Powodował że strefa zawodów była daleko od brzegu - wpływ na widowiskowość, robienie zdjęć, video, utrudniało to mocno wymianę sprzętu, powrót po heacie do brzegu czy na kolejny heat (głęboka woda ) itd
Zawodnicy również nie byli najszczęśliwsi , startując w wietrze offshore, o sile często spadającej do granicznej..
"JAKIMŚ" rozwiązaniem byłoby przeniesienie zawodów na drugą stronę Zatoki - jakimś - bo według mnie bardzo trudnym logistycznie i niekoniecznie skutecznym - bo przy tych kierunkach - im dalej od brzegu - tym słabiej z wiatrem, a ten i tak w piątek i w sobotę był bliski granicznego..
Nikt nie zna przyszłości - nawet tej najbliższej, za godzinę czy dwie - w innym wypadku niemal wszyscy z nas mieli by kilka wygranych w lotto czy jak to się tam nazywa
Jednak jedną ze złych decyzji było puszczenie race w piątek na rozpoczęcie zawodów - gdy z minuty na minutę siłą wiatru rosła - w rejsiarze ścigali się w warunkach przekraczających pod koniec 20 węzłów ..idealne do freestylu..
TEGO właśnie wiatru zabrakło do dokończenia pojedynczej eliminacji - dosłownie z max 40 minut.. 5 heatów , jeśli dobrze liczę..
ale ta poszła w sobotę..
Zawody zakończyły się w sobotę wieczorem - a w niedzielę ..kuło aż miło - do samego wieczora mocno na 8-9m2..
ale i Race i Freestyle poszedł, co prawda tylko pojedyncza, ale jednak..
tak czy owak SZACUN jak zwykle dla Ekipy Organizatorów
za wyciśnięcie do ostatniej kropli z wiatru czego się dało
a błędy decyzyjne ? komu się nie zdarzają?
KTO próbował organizować cokolwiek - o Pucharze Polski w sporcie zależnym tak bardzo od ..wiatru nie wspominając - wie o czym piszę..
też wolałbym pływać, startować , organizować, zawody czy kursy w Szkole Kite mając zawsze idealnie równe 20 węzłów wiatru
póki co takiego miejsca na świecie nie spotkałem, a trochę już szukam..
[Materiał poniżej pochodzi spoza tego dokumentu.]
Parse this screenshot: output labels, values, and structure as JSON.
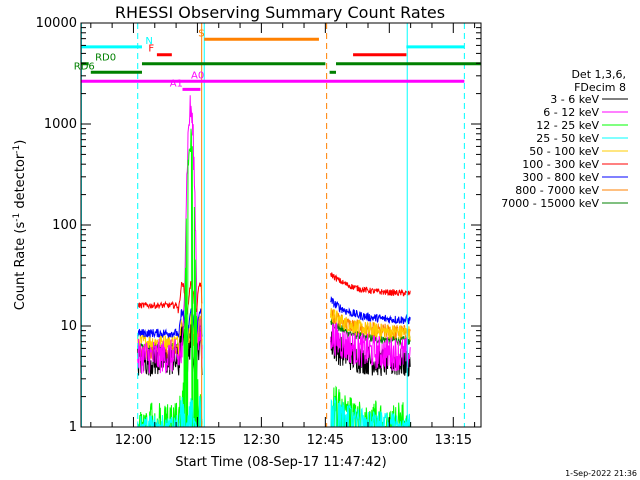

najłatwiej jest punktować minusy, czasem jeden przesłania WSZYSTKIE plusy
a tych było MNÓSTWO!
NAJLEPSZA z możliwych ekipa
- począwszy od Barta na gadaniu, poprzez spoko DJ, uznane i zasłużone grono sędziowskie (Księciu, Nozz, Balbina), filmowców (Mleczak), wybitne żarcie naCH3, profi zaplecze BoSportu z Maćkiem i Poiotrkiem na czele, popijaki RedBula po niezmordowanie i w coraz większym spokoju spinającego całość Stępla ..
GENERALNIE PEŁEN SUKCES..
z punktu widzenia WAKE.PL, bo ruszyła od tego sezonu tzw: LIGA SZKÓŁ KITESURFINGOWYCH,
udało nam się zdominować mocno zawody , wystawiając aż 6ciu zawodników , z czego 4rech ze ścisłej czołówki oraz dwóch obiecujących debiutantów
W klasyfikacji generalnej Pucharu Polski FREESTYLE OPEN zajęliśmy następujące miejsca:
1. Marek Rowiński (styl, moc i repertuar!)
2. Victor Borsuk (niestety w finale uległ poważnej kontuzji barku)
3. Denis Zurik (egzekutorska skuteczność )
4. Wojtek Issel
(BEST KITEBOARDING / WAKE.PL TEAM) ..masz solarium? ;D
5. Krzysztof Issel
(BEST KITEBOARDING / WAKE.PL TEAM)5. Dariusz Ziomek
(BEST KITEBOARDING / WAKE.PL TEAM)5. Paweł Kiczka (powrót do zawodów
5. Artur Sowa (świetny debiut w PP, w tym sezonie namiesza w czołówce!)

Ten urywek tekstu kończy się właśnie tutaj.